Il livello delle radiazioni pari a 20 milioni di curie equivalente ad un miliardo di Giga Bequerel (duecento volte superiore a Hiroshima e Nagasaki) fu devastante. Le radiazioni dilagarono su tutta l’Europa e anche la penisola scandinavia ne fu investita. L’ondata di piogge radioattive si riversò ininterrottamente su vaste aree del Nord della Svezia, lungo la contea del Vösterbottened, o come a Uppsala, la quarta città svedese, una delle più antiche del Nord avendo ricevuto lo status di città nel 1446.

Siccome il cinque per cento  di Cesio 137 fu assorbito dall’ambiente, l’ottanta per cento delle carni di renna e di altri cervidi come l’alce non tardarono a raggiungere livelli di contaminazione scoraggianti. Infatti, la loro fonte principale  di sostentamento di questi animali, i licheni, si era trasformata in un concentrato di radiazioni potentissimo poiché, al pari delle spugne, questi organismi vegetali assorbono il nutrimento non dal terreno, in quanto sono privi da radici, ma dal pulviscolo atmosferico perciò è facile immaginare  con quali effetti micidiali.

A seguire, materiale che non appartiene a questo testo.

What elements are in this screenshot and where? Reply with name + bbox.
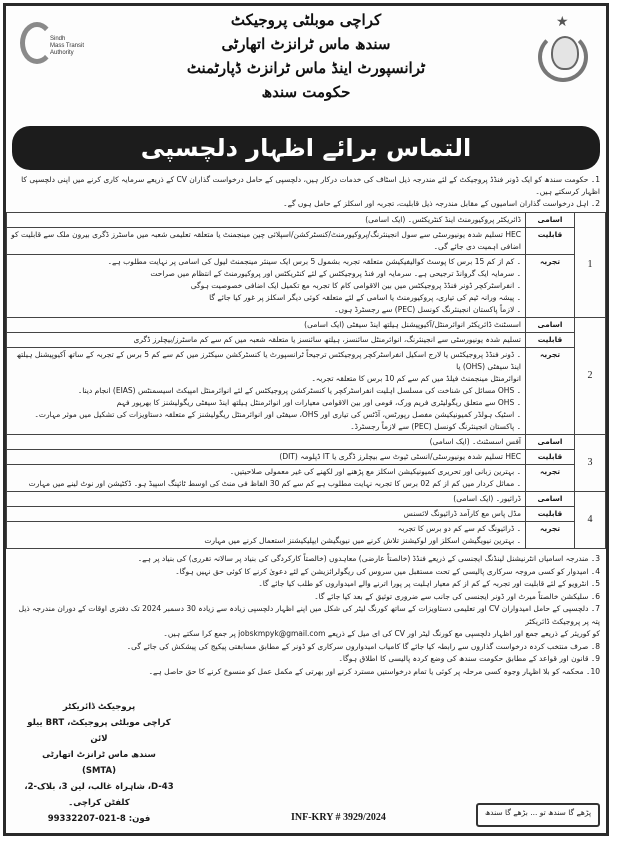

Nella  scuola di Funäsdalen, la cittadina  dove vivo, ne parlavano tutti. Una nuova parola - Cesio 137 - era entrata nel vocabolario degli scolari Sami, il popolo indigeno del Grand Nord. (http://www.altrenotizie.org/ambiente/4819-una-vita-in-lapponia.html ). Le cronache raccontano che Ulla, dodici anni, tornava a casa con il paniere della merenda intatto e con la testa piena di timori e di  domande. Al Cesio 137 si affiancava un’altra parola, ancor più misteriosa per i ragazzi: “bequerel”, ovvero l’unità di misura dei livelli di contaminazione dell’aria. Tra gli alunni era diventato quasi normale interrogarsi a vicenda, di quanti “bequerel” fosse quello che stavano mangiando.

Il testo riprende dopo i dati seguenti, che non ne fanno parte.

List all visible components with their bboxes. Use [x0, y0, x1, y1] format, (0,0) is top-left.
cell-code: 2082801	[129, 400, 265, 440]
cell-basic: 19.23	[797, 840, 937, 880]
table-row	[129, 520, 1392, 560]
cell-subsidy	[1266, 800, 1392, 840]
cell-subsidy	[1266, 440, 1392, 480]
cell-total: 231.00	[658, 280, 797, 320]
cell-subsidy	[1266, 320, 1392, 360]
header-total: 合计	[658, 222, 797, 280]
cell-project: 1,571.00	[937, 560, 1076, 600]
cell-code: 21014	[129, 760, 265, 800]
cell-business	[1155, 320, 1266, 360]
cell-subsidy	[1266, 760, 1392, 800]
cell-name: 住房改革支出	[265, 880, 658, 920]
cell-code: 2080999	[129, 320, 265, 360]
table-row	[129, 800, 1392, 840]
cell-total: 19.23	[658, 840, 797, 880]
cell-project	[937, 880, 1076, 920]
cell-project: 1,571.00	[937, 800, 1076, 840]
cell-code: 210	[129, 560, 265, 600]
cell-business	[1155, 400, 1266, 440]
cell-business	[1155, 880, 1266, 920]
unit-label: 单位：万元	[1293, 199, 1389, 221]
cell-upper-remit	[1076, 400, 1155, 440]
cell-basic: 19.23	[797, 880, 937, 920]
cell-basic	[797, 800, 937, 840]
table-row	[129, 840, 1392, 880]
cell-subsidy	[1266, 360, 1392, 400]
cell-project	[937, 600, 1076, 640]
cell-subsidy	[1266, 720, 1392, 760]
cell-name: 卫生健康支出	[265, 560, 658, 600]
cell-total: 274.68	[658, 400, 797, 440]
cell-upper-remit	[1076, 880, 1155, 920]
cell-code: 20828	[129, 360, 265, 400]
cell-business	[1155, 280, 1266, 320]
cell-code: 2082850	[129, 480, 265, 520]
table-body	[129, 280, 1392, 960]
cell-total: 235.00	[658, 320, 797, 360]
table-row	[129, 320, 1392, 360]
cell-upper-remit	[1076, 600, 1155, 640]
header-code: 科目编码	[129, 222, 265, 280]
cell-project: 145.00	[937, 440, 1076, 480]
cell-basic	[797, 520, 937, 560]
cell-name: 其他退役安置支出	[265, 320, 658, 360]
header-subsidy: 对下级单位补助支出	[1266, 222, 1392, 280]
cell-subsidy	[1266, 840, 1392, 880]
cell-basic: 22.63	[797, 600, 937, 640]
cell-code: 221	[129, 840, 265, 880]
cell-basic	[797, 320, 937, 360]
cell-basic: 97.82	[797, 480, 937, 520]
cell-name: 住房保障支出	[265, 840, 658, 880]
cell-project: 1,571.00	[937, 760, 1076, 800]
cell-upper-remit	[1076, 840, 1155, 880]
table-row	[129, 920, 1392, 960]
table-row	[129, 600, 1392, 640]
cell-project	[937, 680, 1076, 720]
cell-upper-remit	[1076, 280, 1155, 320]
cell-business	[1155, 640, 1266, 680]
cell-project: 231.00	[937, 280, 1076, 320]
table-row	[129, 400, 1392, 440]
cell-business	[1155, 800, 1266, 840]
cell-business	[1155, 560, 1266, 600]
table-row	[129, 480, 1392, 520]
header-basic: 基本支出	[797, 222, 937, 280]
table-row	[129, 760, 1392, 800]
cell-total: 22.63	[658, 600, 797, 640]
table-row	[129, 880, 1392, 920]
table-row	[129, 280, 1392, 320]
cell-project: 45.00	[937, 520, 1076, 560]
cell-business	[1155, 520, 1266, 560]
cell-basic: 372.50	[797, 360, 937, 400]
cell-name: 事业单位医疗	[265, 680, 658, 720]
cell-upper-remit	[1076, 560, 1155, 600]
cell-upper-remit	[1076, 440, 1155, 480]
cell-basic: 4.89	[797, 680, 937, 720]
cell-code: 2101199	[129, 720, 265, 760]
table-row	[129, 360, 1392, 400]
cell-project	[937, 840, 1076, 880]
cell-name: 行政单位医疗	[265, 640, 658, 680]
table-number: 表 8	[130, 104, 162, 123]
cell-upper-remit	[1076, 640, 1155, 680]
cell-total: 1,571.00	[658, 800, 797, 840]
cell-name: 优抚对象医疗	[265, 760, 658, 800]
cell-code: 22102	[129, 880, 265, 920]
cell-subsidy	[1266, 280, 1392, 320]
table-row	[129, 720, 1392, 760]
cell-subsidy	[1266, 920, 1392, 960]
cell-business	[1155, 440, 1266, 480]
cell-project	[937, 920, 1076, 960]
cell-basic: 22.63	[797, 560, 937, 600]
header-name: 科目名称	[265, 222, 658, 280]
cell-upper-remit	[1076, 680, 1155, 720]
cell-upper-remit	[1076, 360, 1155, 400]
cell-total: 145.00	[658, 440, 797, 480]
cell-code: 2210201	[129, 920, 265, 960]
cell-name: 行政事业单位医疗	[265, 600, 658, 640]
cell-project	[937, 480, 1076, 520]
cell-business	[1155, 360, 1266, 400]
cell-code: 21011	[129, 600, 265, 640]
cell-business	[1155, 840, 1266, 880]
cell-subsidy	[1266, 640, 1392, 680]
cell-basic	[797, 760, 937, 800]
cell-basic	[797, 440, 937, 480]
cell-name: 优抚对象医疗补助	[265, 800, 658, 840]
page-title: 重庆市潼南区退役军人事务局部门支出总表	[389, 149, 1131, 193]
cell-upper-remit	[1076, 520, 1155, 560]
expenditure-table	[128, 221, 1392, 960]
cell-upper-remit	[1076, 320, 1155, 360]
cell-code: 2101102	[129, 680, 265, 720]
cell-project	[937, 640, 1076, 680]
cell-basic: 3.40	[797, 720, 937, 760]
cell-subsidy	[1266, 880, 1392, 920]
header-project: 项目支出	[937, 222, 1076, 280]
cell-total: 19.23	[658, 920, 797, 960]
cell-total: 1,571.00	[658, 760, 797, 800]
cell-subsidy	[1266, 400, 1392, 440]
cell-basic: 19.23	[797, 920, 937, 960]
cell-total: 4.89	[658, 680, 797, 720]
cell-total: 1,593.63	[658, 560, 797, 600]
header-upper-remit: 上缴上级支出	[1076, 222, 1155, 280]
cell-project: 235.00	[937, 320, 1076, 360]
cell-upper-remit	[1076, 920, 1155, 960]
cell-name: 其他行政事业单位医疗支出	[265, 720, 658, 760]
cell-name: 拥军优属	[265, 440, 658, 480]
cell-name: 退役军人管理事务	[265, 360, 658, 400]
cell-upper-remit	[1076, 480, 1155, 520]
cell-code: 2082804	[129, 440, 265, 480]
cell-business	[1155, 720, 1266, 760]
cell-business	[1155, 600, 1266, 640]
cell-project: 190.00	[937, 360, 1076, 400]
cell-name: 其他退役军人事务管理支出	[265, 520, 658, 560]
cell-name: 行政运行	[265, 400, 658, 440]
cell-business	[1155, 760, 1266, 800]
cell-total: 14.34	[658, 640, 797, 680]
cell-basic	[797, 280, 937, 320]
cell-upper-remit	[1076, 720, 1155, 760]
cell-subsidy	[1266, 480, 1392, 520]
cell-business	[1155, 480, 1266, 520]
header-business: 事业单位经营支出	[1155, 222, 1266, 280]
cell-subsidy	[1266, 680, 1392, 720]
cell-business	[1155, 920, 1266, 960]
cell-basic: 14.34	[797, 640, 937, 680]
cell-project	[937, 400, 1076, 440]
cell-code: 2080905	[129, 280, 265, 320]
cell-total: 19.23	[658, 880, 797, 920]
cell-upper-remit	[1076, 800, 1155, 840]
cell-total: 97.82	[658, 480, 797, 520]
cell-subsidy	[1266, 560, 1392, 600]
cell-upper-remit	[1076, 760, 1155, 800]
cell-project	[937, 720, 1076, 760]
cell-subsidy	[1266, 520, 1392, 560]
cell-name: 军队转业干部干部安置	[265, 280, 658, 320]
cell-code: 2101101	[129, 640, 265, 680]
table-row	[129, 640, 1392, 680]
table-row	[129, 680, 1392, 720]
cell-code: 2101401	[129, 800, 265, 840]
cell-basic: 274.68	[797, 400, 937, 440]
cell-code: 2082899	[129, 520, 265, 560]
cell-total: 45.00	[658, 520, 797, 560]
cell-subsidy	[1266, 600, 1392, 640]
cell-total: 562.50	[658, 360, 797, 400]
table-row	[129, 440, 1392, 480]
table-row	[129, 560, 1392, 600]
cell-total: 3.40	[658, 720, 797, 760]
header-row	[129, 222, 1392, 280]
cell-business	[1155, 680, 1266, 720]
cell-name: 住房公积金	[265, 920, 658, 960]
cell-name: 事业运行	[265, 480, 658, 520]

Naturalmente, alle domande  dei ragazzi i genitori non sapevano cosa rispondere. Le radiazioni non erano tangibili, non c’era un nemico visibile contro il quale combattere. A ben guardare niente sembrava cambiato. Il cielo aveva lo stesso colore e la purezza dei laghi scandinavi risplendeva come non mai. Cesio 137, il terribile, non appariva, non aveva una forma, una connotazione, un colore, un odore. Attraverso i disegni i bambini espressero la loro frustrazione. Infatti nelle loro tavole la foresta si animava di animali, di renne, di alci, di pesci che “sentivano” Chernobyl, lo “odoravano” e si rifiutavano  di mangiare perché le radiazioni avevano “un sapore” cattivo.

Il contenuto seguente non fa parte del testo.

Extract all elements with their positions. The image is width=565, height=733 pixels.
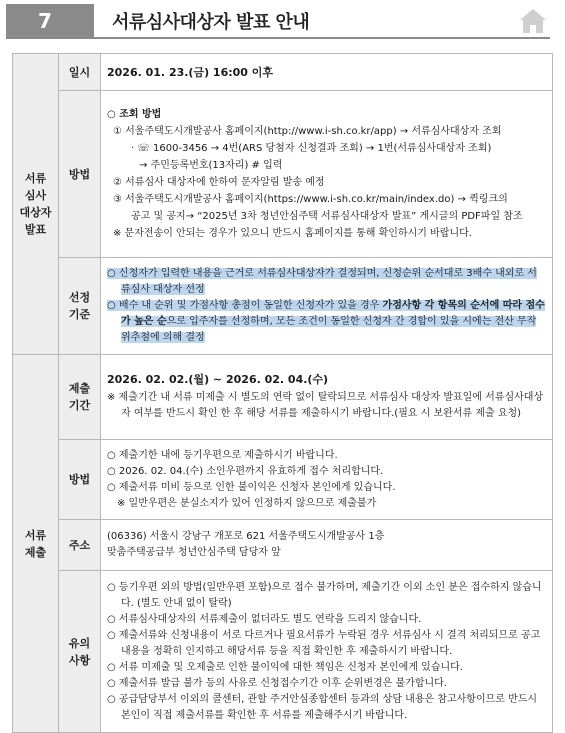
note-item: ○ 서류 미제출 및 오제출로 인한 불이익에 대한 책임은 신청자 본인에게 있습니다. [107,661,463,673]
method-content: ○ 조회 방법 ① 서울주택도시개발공사 홈페이지(http://www.i-sh.co.kr/app) → 서류심사대상자 조회 · ☏ 1600-3456 → 4번(ARS 당첨자 신청결과 조회) → 1번(서류심사대상자 조회) → 주민등록번호(13자리) # 입력 ② 서류심사 대상자에 한하여 문자알림 발송 예정 ③ 서울주택도시개발공사 홈페이지(https://www.i-sh.co.kr/main/index.do) → 퀵링크의 공고 및 공지→ “2025년 3차 청년안심주택 서류심사대상자 발표” 게시글의 PDF파일 참조 ※ 문자전송이 안되는 경우가 있으니 반드시 홈페이지를 통해 확인하시기 바랍니다. [101,91,553,258]
address-content: (06336) 서울시 강남구 개포로 621 서울주택도시개발공사 1층 맞춤주택공급부 청년안심주택 담당자 앞 [101,520,553,571]
note-item: ○ 공급담당부서 이외의 콜센터, 관할 주거안심종합센터 등과의 상담 내용은 참고사항이므로 반드시 본인이 직접 제출서류를 확인한 후 서류를 제출해주시기 바랍니다. [107,693,538,721]
criteria-label: 선정 기준 [59,258,101,355]
submit-method-label: 방법 [59,440,101,520]
section-number: 7 [38,8,52,33]
section-header [6,4,550,37]
announce-date: 2026. 01. 23.(금) 16:00 이후 [101,54,553,91]
home-icon[interactable] [518,6,548,35]
notes-label: 유의 사항 [59,571,101,733]
header-arrow [80,4,94,36]
section1-label: 서류 심사 대상자 발표 [13,54,59,355]
info-table [12,53,553,733]
submission-period: 2026. 02. 02.(월) ~ 2026. 02. 04.(수) [107,373,329,386]
criteria-item-1: ○ 신청자가 입력한 내용을 근거로 서류심사대상자가 결정되며, 신청순위 순서대로 3배수 내외로 서류심사 대상자 선정 [107,268,537,295]
date-label: 일시 [59,54,101,91]
section-title: 서류심사대상자 발표 안내 [112,11,310,33]
period-content [101,355,553,440]
note-item: ○ 제출서류 발급 불가 등의 사유로 신청접수기간 이후 순위변경은 불가합니다. [107,677,447,689]
notes-content [101,571,553,733]
submit-method-content: ○ 제출기한 내에 등기우편으로 제출하시기 바랍니다. ○ 2026. 02. 04.(수) 소인우편까지 유효하게 접수 처리합니다. ○ 제출서류 미비 등으로 인한 불이익은 신청자 본인에게 있습니다. ※ 일반우편은 분실소지가 있어 인정하지 않으므로 제출불가 [101,440,553,520]
note-item: ○ 등기우편 외의 방법(일반우편 포함)으로 접수 불가하며, 제출기간 이외 소인 분은 접수하지 않습니다. (별도 안내 없이 탈락) [107,581,542,609]
method-label: 방법 [59,91,101,258]
criteria-content [101,258,553,355]
criteria-item-2: ○ 배수 내 순위 및 가점사항 총점이 동일한 신청자가 있을 경우 가점사항 각 항목의 순서에 따라 점수가 높은 순으로 입주자를 선정하며, 모든 조건이 동일한 신청자 간 경합이 있을 시에는 전산 무작위추첨에 의해 결정 [107,300,545,343]
note-item: ○ 서류심사대상자의 서류제출이 없더라도 별도 연락을 드리지 않습니다. [107,613,422,625]
header-underline [6,37,550,39]
note-item: ○ 제출서류와 신청내용이 서로 다르거나 필요서류가 누락된 경우 서류심사 시 결격 처리되므로 공고내용을 정확히 인지하고 해당서류 등을 직접 확인한 후 제출하시기 바랍니다. [107,629,541,657]
period-label: 제출 기간 [59,355,101,440]
section2-label: 서류 제출 [13,355,59,733]
address-label: 주소 [59,520,101,571]
period-note: ※ 제출기간 내 서류 미제출 시 별도의 연락 없이 탈락되므로 서류심사 대상자 발표일에 서류심사대상자 여부를 반드시 확인 한 후 해당 서류를 제출하시기 바랍니다.(필요 시 보완서류 제출 요청) [107,392,544,419]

Il governo svedese dichiarò che la carne di renna non poteva essere mangiata finché i livelli di radizione presenti nelle carni non fossero scesi. Il limite tollerato per l’alimentazione umana era di 300 bq/kg, ma le carni degli animali macellati superavano di gran lunga queto limite. I Sami,  che sono gli unici ad avere il diritto di allevare le renne, videro in poco tempo la loro economia crollare e con essa la disperazione crescere. Si cominciò col marchiare di blu gli animali non destinati all’alimentazione umana, e le loro carni furono trasformate in “foraggio” per essere vendute agli allevatori di animali da pelliccia. Ma era davvero il minimo dei guadagni che si potesse ricavare da quella forzata mattanza.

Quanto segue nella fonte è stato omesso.